Ora serve una Fiuggi bis

I numeri contano e conteranno poco sul futuro e sulla fisionomia di Alleanza nazionale, le cifre delle verifiche e della fiducia a Gianfranco Fini non chiariranno i tormenti della destra italiana, che sono storici, ideologici, progettuali. Tormenti inevitabili, sia chiaro, in un certo senso dovuti, perché non è possibile superare in un solo decennio mezzo secolo di solitudine: il recupero dell’idea centrale di libertà da parte della destra e la sua incondizionata legittimazione sono fuori discussione, ma evidentemente bisogna mettere meglio a fuoco l’immagine del partito, fissarne l’identità profonda, definirne i programmi e le prassi interne. Non si tratta di stilare dogmi e rigide ortodossie, ma di indicare una prospettiva culturale che consenta di riflettere le sfaccettature di cui ogni formazione politica si fregia e si sostanzia. Il partito c’è, qualcuno dirà che non è proprio necessario inventarlo, ma si dà il caso che tutti i soggetti politici debbano continuamente registrarsi e in parte reinventarsi, in un contesto fluido qual è quello della transizione italiana. I valori fondanti non cambiano, ma si tratta di interpretarli e viverli, con alleati e avversari, fra sfida nuove e difficoltà vecchie.
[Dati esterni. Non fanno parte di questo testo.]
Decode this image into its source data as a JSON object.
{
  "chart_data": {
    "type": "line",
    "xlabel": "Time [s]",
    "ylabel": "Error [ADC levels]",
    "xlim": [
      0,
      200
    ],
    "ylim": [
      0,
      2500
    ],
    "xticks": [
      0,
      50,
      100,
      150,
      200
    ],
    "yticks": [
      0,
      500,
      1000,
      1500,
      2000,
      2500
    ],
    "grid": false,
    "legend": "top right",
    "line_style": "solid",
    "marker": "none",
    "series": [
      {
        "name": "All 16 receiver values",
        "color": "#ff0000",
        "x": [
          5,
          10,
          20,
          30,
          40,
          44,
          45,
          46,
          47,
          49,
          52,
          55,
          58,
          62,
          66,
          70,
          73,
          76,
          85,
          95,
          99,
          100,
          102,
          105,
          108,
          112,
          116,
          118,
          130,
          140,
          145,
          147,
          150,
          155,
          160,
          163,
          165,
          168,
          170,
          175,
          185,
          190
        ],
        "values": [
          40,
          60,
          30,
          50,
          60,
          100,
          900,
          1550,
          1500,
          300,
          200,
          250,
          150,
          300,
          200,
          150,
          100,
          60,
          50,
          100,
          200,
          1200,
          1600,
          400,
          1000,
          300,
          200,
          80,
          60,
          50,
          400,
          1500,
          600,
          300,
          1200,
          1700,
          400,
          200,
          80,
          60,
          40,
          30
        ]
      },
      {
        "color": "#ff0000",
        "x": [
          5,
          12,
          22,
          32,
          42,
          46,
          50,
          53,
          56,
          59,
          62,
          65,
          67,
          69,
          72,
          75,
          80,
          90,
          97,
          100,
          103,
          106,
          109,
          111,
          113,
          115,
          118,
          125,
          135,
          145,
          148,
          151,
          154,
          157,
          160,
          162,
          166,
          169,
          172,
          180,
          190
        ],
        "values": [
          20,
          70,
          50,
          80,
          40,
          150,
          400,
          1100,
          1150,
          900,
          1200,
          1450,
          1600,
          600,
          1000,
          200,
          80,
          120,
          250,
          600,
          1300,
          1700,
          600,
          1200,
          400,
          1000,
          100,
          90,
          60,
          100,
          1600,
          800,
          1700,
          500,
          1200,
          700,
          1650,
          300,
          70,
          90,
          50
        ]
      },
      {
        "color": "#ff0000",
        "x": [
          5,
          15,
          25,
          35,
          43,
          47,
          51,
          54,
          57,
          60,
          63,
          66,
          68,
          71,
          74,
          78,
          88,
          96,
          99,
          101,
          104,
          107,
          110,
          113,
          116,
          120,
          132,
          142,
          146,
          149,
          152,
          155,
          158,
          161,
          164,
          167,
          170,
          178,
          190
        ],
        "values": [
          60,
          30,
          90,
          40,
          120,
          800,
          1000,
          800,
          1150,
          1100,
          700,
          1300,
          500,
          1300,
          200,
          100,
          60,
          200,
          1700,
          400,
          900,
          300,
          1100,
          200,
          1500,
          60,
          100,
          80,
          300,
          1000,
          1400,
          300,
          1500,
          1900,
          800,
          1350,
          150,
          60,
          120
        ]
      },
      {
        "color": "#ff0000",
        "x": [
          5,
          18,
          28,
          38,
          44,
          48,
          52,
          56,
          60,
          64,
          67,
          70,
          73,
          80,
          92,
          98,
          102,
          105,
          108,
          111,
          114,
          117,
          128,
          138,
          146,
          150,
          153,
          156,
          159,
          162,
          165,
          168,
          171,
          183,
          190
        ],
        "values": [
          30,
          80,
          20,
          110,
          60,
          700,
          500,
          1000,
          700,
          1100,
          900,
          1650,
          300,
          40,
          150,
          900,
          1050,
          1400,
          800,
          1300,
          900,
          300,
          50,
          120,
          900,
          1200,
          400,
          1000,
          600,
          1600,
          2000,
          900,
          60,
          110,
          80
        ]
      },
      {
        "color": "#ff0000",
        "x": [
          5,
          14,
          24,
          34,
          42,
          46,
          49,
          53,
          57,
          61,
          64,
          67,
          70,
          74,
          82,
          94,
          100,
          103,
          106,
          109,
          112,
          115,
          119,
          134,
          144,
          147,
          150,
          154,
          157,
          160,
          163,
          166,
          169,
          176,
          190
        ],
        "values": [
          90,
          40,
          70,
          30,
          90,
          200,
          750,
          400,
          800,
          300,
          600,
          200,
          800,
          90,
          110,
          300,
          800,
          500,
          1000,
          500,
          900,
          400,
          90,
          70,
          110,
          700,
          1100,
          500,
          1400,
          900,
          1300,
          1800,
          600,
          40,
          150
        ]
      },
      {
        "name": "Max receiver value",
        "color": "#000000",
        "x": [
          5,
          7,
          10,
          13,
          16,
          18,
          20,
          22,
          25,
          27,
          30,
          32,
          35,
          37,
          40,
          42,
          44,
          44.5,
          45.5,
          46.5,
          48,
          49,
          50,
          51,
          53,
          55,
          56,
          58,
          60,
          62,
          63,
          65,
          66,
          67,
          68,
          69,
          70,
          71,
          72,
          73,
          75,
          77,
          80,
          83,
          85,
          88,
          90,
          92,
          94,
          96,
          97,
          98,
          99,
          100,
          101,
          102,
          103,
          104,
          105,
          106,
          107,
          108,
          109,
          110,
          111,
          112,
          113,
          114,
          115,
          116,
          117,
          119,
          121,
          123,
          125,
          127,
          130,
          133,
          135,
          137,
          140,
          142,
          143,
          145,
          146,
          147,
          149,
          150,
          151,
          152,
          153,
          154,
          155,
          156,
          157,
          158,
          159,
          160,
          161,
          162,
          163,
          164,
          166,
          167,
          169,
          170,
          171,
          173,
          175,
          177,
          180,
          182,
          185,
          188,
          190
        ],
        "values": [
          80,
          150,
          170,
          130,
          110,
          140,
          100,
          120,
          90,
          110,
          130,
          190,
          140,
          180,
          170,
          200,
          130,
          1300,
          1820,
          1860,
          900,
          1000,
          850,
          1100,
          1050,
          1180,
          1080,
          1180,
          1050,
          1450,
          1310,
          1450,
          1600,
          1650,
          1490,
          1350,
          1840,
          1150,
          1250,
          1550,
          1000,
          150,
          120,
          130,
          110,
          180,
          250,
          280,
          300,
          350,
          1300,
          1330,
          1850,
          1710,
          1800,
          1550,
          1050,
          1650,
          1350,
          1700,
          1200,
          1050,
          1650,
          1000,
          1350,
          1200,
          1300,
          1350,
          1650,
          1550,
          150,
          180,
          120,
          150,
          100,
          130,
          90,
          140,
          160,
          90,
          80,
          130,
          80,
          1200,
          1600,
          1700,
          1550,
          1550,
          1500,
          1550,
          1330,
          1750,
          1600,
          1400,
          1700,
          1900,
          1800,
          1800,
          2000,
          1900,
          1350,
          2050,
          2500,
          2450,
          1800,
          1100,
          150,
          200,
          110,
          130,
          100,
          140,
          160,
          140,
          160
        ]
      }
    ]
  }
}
Quali che saranno le cifre a favore o contro le tesi di Fini, pare da escludere che il partito possa continuare a funzionare con gli schemi di adesso, con gli attuali frazionamenti ed equilibri di potere. Così come si deve escludere che le stesse correnti possano essere abolite per decreto, o semplicemente perché si decide di ignorarle. Né è pensabile che l’esperienza di Fiuggi, come momento qualificante dell’elaborazione identitaria e della consacrazione dei valori, possa restare unica, come un precedente mitologico. Qualche altra stazione termale s’impone, forse, se non per purgarsi di tossine esiziali per riacquistare linea e slancio.
Gianfranco Fini con la sua relazione all’assemblea nazionale ha fatto sentire il peso del suo carisma, della sua personale vicenda, che è notevole. Forse per questo ha avuto atteggiamenti che sono apparsi di autentica sfida, negando la possibilità di intese, anzi di ipotesi di trattative. In diversi settori del partito si ritiene che An non possa pensarsi senza Fini. E anche se gli oppositori del presidente sostengono che Fini non possa immaginarsi senza An, oggi non sono in grado di indicare un’alternativa, anche perché non ne hanno. I generali si traggono dai colonnelli, è vero, ma non si può rischiare con le ascese troppo rapide.
Il gioco delle mozioni in campo fa pensare a strappi decisi, ma è anche possibile ipotizzare che l’ansia di chiarimento non porti a lacerazioni troppo profonde, irrimediabili. Proprio quel mezzo secolo di solitudine dovrebbe insegnare a militanti di ogni grado che a destra non si può essere gli eterni «ex», perfino gli «ex» di se stessi. Di là del valore oggettivo della coesione interna, ci sono responsabilità ineludibili nei confronti dell’elettorato, di quel popolo di destra che chiede chiarezza, ma non scontri di lunghi coltelli. Chiarezza ed equilibrio, la moderazione che nobilita anche i compromessi.
Sui lavori dell’assemblea si scaricano pure tensioni che non sono esclusive di An e che non toccano soltanto il centrodestra. Si discute di partito dei cattolici o di cattolici, non si dimentichi il peso che, in questa crisi, ha avuto la posizione di Fini sui referendum. L’eredità degasperiana provoca liti che fanno pensare all’immobilità del tempo, come se si potesse tornare indietro.

Si discute di bipartitismo: magari lo si rifiuta, ma si gioca a far gli americani invocando le primarie. In An arrivano gli echi del frondismo folliniano. In politica tutto si tiene e tutto si giustifica. Tranne il suicidio.